A guarnição foi acionada via COPOM após denúncia de cárcere privado. Segundo as informações, três indivíduos teriam invadido uma residência levando uma pessoa amarrada. Também foi relatado que um dos suspeitos seria foragido da Justiça e que o grupo estaria armado.
Diante da gravidade, os militares solicitaram apoio e se deslocaram até o endereço, localizado na Quadra 08C, nas proximidades de um campo de futebol. Ao chegarem, os policiais ouviram vozes em tom elevado e movimentação dentro do imóvel.
A proprietária autorizou a entrada da equipe. Durante a averiguação, os policiais sentiram forte odor de entorpecente e localizaram uma porção de substância semelhante à maconha sobre o balcão da cozinha.
Questionado, Alan confessou possuir um revólver calibre .32, que, segundo ele, seria para proteção pessoal. A arma foi encontrada debaixo de uma cadeira, municiada com seis cartuchos. Durante a checagem, os policiais identificaram inconsistências na numeração, levantando suspeita de adulteração.
No local, também foi encontrada uma motocicleta com a placa amassada.
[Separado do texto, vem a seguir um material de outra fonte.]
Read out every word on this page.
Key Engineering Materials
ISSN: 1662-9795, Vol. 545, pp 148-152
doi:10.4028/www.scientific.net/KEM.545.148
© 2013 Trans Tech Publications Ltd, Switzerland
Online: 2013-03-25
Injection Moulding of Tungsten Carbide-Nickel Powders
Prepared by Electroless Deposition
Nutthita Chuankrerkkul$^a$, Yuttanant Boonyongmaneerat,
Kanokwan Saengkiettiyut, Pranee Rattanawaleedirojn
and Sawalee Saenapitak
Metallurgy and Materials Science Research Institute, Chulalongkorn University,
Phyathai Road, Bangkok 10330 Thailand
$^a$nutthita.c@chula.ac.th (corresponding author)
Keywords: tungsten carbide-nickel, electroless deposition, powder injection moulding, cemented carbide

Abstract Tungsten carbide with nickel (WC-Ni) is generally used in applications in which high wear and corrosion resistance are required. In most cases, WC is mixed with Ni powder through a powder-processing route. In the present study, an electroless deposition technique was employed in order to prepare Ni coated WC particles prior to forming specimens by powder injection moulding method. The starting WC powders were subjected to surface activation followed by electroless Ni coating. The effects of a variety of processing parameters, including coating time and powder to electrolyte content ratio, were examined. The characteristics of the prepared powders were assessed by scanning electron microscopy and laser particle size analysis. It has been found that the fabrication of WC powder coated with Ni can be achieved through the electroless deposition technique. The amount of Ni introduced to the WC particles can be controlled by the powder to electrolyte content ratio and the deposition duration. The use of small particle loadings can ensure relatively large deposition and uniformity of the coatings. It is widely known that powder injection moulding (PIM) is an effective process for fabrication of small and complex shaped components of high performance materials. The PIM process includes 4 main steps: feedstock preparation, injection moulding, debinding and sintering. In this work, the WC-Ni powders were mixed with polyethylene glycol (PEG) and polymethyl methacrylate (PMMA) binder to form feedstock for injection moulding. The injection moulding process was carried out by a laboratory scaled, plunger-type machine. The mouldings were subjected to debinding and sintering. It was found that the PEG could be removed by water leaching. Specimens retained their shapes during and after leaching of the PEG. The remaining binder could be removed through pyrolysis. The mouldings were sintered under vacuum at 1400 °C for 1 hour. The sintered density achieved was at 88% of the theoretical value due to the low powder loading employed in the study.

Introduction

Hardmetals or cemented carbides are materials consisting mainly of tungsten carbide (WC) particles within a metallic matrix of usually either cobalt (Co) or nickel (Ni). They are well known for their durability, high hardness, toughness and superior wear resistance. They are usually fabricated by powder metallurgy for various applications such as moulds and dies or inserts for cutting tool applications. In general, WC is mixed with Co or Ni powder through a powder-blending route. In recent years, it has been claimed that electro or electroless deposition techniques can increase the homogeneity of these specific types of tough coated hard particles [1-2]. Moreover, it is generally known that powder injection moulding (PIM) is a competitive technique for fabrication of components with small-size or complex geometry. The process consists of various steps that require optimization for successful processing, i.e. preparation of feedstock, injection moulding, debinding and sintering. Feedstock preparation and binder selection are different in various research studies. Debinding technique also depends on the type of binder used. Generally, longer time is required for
Após consulta, foi constatado que o veículo possuía restrição de roubo ou furto desde janeiro de 2026. O suspeito afirmou ter comprado a moto, mas não soube informar a procedência.
Diante dos fatos, Alan assumiu a posse dos materiais ilícitos, recebeu voz de prisão e foi encaminhado à Delegacia de Flagrantes (Defla), onde foi apresentado sem lesões.
Segundo a Polícia Militar, o suspeito, conhecido como “Alanzinho”, já é investigado por possível envolvimento em crimes como homicídios e tentativas. Um aparelho celular também foi apreendido para auxiliar nas investigações.
O caso segue sob responsabilidade da Polícia Civil.